Near-optimal Regret Bounds for Stochastic Shortest Path
This work provides a near-optimal solution for regret minimization in stochastic shortest path problems, which is important for planning and control applications where episode lengths are unbounded, representing a significant theoretical advancement over previous methods.
The authors tackled the stochastic shortest path problem in reinforcement learning by developing an algorithm that achieves a near-optimal regret bound of $\widetilde{O}(B_\star |S| \sqrt{|A| K})$, removing the dependence on minimum instantaneous cost from prior work, and they proved a matching lower bound of $\Omega(B_\star \sqrt{|S| |A| K})$.
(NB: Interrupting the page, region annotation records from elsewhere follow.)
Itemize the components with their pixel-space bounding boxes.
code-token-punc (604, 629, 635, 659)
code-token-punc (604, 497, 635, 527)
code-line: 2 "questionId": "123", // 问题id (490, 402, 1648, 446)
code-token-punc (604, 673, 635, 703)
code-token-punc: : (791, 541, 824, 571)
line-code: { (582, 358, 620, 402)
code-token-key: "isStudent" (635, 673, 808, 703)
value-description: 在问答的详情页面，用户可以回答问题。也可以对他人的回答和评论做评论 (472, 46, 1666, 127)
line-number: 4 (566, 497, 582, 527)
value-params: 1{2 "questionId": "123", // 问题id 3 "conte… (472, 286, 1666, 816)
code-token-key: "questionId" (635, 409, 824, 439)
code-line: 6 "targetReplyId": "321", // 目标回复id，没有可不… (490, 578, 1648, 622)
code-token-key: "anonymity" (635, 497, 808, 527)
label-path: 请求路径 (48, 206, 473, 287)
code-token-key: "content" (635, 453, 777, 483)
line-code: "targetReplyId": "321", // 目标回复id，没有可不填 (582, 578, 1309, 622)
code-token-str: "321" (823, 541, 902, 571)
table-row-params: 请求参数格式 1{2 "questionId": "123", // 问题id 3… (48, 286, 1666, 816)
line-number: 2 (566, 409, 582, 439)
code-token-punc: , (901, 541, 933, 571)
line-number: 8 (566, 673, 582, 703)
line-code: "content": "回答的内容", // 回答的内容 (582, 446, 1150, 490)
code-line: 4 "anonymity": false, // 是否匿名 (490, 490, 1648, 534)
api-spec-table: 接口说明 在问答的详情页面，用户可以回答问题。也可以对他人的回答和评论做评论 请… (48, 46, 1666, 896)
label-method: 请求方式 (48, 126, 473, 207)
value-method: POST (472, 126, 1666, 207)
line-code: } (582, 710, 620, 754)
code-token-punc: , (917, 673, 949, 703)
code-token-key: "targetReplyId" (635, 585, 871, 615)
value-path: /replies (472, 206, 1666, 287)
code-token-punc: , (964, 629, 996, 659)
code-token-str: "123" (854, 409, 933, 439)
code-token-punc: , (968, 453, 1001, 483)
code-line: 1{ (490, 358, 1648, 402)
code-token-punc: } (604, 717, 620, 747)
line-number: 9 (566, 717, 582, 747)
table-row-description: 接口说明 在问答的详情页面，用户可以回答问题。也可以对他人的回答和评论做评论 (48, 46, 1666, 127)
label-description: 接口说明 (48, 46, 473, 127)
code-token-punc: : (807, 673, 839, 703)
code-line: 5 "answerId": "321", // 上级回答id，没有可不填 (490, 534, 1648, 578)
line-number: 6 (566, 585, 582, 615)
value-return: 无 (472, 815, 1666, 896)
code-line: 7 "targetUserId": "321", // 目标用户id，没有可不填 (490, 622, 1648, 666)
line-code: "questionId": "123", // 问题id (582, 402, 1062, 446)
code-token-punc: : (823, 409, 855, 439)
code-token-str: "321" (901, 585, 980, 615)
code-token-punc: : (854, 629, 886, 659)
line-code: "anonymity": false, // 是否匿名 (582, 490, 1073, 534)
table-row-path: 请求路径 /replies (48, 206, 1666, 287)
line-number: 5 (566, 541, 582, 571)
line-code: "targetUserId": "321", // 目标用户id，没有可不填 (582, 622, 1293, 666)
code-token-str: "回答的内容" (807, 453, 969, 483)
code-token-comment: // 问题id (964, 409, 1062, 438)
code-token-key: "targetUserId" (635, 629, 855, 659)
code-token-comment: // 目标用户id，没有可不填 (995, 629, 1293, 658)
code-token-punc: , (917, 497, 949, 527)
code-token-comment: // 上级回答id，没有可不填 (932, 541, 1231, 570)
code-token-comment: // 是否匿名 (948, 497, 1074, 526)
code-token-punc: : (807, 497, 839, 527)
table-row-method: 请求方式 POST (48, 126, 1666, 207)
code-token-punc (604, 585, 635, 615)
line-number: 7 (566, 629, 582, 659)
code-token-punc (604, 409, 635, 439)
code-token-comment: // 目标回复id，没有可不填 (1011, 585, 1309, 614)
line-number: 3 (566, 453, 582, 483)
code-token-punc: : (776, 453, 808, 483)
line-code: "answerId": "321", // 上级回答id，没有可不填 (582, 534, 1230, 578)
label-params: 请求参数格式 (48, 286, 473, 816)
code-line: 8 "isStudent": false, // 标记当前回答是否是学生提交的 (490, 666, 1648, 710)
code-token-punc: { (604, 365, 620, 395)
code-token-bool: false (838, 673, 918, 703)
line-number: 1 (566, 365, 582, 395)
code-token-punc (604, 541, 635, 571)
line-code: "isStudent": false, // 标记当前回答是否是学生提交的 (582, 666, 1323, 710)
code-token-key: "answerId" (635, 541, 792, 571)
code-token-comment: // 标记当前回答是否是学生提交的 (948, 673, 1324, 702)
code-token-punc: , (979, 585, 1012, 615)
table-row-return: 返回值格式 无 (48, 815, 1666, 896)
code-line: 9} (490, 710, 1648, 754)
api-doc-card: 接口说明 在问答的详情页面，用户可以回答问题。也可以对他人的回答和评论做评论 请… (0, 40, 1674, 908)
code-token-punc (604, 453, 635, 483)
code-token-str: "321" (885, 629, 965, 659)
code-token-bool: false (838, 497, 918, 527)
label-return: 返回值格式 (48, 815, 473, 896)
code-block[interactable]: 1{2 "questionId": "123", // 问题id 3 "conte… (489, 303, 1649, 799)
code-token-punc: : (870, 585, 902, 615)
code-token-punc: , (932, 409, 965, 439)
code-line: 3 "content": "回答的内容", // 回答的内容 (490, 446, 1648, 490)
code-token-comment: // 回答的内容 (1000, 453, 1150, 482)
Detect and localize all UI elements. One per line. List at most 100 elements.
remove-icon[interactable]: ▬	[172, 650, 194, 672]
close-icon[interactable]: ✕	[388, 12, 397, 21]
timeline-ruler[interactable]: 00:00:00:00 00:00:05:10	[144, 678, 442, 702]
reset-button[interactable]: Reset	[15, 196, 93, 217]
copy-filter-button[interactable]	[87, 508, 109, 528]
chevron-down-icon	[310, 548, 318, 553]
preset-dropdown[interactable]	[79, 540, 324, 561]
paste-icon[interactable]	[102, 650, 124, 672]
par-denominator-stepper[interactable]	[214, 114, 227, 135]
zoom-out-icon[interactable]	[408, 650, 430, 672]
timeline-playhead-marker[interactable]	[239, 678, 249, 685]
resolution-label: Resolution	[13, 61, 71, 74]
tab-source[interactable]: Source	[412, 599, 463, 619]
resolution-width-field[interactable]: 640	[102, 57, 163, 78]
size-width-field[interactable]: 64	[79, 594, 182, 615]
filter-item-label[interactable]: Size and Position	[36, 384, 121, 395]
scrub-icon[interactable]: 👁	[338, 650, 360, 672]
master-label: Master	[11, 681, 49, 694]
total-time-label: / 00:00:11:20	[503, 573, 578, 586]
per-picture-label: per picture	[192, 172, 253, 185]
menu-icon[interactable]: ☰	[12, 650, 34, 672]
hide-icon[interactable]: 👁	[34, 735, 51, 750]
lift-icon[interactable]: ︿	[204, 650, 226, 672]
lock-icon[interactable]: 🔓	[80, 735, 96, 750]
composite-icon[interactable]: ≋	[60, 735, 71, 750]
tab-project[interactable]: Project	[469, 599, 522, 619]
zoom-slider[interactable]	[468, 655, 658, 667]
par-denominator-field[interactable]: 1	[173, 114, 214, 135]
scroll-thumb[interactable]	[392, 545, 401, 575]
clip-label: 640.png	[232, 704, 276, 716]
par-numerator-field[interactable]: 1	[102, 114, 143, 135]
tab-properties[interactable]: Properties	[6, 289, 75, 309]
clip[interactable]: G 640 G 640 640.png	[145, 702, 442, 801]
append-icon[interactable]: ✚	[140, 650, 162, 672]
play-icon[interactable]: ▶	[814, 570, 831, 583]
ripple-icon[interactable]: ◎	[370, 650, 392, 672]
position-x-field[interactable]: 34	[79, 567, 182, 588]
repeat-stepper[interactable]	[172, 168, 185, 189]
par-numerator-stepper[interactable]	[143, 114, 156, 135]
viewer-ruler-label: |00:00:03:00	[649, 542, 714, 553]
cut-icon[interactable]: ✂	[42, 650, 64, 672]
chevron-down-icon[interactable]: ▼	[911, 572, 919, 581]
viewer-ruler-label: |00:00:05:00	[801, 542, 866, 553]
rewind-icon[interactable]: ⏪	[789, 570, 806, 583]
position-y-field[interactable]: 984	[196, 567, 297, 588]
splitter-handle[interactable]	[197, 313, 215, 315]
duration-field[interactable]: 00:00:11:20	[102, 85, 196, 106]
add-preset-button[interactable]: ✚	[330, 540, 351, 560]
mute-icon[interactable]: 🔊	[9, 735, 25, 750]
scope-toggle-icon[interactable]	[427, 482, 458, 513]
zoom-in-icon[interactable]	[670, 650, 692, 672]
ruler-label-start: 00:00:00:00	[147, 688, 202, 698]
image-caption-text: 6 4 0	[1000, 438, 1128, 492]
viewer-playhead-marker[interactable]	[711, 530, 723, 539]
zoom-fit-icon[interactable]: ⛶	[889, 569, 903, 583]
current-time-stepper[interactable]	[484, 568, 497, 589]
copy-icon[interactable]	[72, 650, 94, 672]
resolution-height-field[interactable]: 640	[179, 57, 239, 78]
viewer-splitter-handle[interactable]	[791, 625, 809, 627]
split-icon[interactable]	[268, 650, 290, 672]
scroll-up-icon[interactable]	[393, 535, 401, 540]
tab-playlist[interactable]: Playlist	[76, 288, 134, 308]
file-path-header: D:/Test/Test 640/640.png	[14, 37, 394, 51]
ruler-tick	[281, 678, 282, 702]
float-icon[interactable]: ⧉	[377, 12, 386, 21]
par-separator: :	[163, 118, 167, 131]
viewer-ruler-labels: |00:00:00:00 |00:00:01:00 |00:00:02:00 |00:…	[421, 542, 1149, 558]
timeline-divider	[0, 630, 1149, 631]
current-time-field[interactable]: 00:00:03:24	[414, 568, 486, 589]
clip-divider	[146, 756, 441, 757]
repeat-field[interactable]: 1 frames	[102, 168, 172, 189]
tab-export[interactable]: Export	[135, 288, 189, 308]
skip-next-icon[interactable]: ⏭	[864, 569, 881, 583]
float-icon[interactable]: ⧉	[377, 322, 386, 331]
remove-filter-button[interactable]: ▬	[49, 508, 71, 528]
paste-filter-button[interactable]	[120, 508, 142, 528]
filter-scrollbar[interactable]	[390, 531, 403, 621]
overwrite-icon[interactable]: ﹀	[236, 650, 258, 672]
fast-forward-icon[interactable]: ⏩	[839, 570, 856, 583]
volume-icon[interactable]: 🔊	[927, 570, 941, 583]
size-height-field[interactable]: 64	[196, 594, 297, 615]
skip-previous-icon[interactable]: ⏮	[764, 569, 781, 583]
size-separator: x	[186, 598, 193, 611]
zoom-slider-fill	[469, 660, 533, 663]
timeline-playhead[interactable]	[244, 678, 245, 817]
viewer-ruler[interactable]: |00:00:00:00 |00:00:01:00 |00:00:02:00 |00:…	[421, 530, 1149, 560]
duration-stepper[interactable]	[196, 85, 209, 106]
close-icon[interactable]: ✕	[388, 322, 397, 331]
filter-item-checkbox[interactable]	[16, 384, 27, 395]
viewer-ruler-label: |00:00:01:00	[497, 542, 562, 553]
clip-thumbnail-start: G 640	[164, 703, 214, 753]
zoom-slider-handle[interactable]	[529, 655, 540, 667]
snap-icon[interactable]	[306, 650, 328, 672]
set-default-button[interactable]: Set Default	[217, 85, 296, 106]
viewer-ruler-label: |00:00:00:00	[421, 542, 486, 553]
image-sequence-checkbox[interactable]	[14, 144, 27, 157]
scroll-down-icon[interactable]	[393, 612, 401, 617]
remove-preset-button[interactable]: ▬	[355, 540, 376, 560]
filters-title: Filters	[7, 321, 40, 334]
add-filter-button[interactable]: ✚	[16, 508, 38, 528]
Stochastic shortest path (SSP) is a well-known problem in planning and control, in which an agent has to reach a goal state in minimum total expected cost. In the learning formulation of the problem, the agent is unaware of the environment dynamics (i.e., the transition function) and has to repeatedly play for a given number of episodes while reasoning about the problem's optimal solution. Unlike other well-studied models in reinforcement learning (RL), the length of an episode is not predetermined (or bounded) and is influenced by the agent's actions. Recently, Tarbouriech et al. (2019) studied this problem in the context of regret minimization and provided an algorithm whose regret bound is inversely proportional to the square root of the minimum instantaneous cost. In this work we remove this dependence on the minimum cost---we give an algorithm that guarantees a regret bound of $\widetilde{O}(B_\star |S| \sqrt{|A| K})$, where $B_\star$ is an upper bound on the expected cost of the optimal policy, $S$ is the set of states, $A$ is the set of actions and $K$ is the number of episodes. We additionally show that any learning algorithm must have at least $Ω(B_\star \sqrt{|S| |A| K})$ regret in the worst case.